Tesla CEO Elon Musk is expected to take the stand on Wednesday in a trial where there are no opening or closing statements, and judgment is typically rendered by the judge months after the trial concludes. Also scheduled to testify are several current and former Tesla board members.

Mr. Musk has taken the stand several times in recent years, most notably in 2021 to defend Tesla’s takeover of home-solar company SolarCity Corp. The Delaware court ruled in favor of Tesla, allowing the roughly $2.1 billion takeover to proceed.

A Delaware judge ruled in favor of Mr. Musk, saying that the board's vetting of the SolarCity deal was meaningful, though the process was imperfect and Mr. Musk was too involved. That decision is being appealed.

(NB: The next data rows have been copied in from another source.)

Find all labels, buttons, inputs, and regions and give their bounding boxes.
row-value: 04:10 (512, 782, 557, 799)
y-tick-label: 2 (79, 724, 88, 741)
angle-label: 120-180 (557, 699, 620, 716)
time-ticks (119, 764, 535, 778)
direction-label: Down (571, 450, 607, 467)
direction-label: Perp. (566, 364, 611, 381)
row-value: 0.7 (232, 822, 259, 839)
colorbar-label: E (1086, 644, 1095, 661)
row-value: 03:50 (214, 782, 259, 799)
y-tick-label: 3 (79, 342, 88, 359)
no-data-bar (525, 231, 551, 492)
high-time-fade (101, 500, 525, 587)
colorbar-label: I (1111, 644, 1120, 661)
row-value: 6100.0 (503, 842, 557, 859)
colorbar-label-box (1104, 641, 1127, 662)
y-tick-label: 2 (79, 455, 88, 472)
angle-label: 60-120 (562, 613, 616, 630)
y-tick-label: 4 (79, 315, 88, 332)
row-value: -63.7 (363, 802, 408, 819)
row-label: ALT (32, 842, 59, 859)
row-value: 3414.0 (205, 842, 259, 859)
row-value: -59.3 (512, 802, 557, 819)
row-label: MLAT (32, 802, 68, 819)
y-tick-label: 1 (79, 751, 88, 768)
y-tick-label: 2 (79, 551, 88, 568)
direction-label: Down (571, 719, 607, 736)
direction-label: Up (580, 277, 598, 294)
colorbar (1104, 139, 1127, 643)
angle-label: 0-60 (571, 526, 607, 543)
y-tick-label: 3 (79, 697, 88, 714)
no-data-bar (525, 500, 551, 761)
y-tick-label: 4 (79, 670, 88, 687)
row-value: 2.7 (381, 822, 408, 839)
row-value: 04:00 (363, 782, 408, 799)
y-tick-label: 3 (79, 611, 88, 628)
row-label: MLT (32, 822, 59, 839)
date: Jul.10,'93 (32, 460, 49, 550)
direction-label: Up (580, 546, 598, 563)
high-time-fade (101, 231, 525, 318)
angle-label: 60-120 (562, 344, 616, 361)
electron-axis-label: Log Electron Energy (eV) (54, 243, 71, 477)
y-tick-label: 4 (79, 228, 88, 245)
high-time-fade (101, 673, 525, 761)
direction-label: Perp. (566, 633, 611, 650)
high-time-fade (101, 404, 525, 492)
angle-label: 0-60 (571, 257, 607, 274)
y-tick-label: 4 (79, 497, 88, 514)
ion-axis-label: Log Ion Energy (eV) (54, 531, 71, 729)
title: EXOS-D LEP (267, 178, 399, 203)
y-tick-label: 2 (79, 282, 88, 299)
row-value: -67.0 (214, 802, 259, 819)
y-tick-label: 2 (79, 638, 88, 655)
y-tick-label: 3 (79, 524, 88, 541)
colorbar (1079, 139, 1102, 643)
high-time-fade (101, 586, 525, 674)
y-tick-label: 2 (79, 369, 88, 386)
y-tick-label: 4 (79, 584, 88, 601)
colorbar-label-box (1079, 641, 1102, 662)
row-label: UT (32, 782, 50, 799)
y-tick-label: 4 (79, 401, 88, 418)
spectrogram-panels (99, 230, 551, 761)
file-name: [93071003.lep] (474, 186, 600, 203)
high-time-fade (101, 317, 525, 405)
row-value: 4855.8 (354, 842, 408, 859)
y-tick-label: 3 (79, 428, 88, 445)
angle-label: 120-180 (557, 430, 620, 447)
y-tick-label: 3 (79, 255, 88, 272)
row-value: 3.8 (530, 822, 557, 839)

In 2019, Mr. Musk was in court defending himself in a defamation case. He argued that his comments were not defamatory, and the court agreed, ruling in his favor.

A key question in the recent case is whether or not Mr. Musk had control over the board's deliberations regarding his pay package. At the time, Mr. Musk owned approximately 22% of Tesla, and had close relationships with several directors. The plaintiff alleges that Mr. Musk controlled the board, that the board misled shareholders in order to get approval for the stock grant, and that the deal was not necessary to motivate him.

According to the Bloomberg Billionaires Index, Mr. Musk is the world's richest man. He does not accept a salary from Tesla, but is compensated in stock options that vest based on the company's valuation and achievement of various operational milestones. Tesla has achieved the targets required for all but one of Mr. Musk's 12 tranches of options to vest.

The plaintiff's lawyers said in a court filing that the Board characterized each of the Grant's milestones as 'challenging' and 'difficult to achieve,' but omitted that three performance milestones were probable of achievement within one-and-a-half years of the Grant date.

The attorneys representing the current and former board members said that Mr. Musk did not control Tesla's consideration of his pay package, and that shareholders were fully informed when they signed off on it.

The Plan motivated Musk to focus his exceptional talents on Tesla when his future with the company was uncertain, the court filing said. This was a critical juncture for Tesla, and Musk's focus was essential to the company's success. Given Musk's other interests and opportunities, the Plan was key in keeping him committed to Tesla.

The plaintiff's attorneys will have a tough time winning the case, according to some experts. They point to the fact that Mr. Musk's compensation is at risk, and Tesla's performance has been poor since the board and shareholders approved the plan.

"I don't think the average public company CEO would be interested in this kind of package," said Robert Miller, a corporate law professor at the University of Iowa.

Greg Varallo, an attorney for the plaintiff, said that his side is looking forward to presenting its case.

Employee stock options have been at the heart of several controversies at Tesla, where the question of who should benefit from the company’s stratospheric rise has led to tension, as The Wall Street Journal recently reported. An issue of broader concern for Mr. Musk has been that some employees were making more at Tesla than he thought their contributions merited.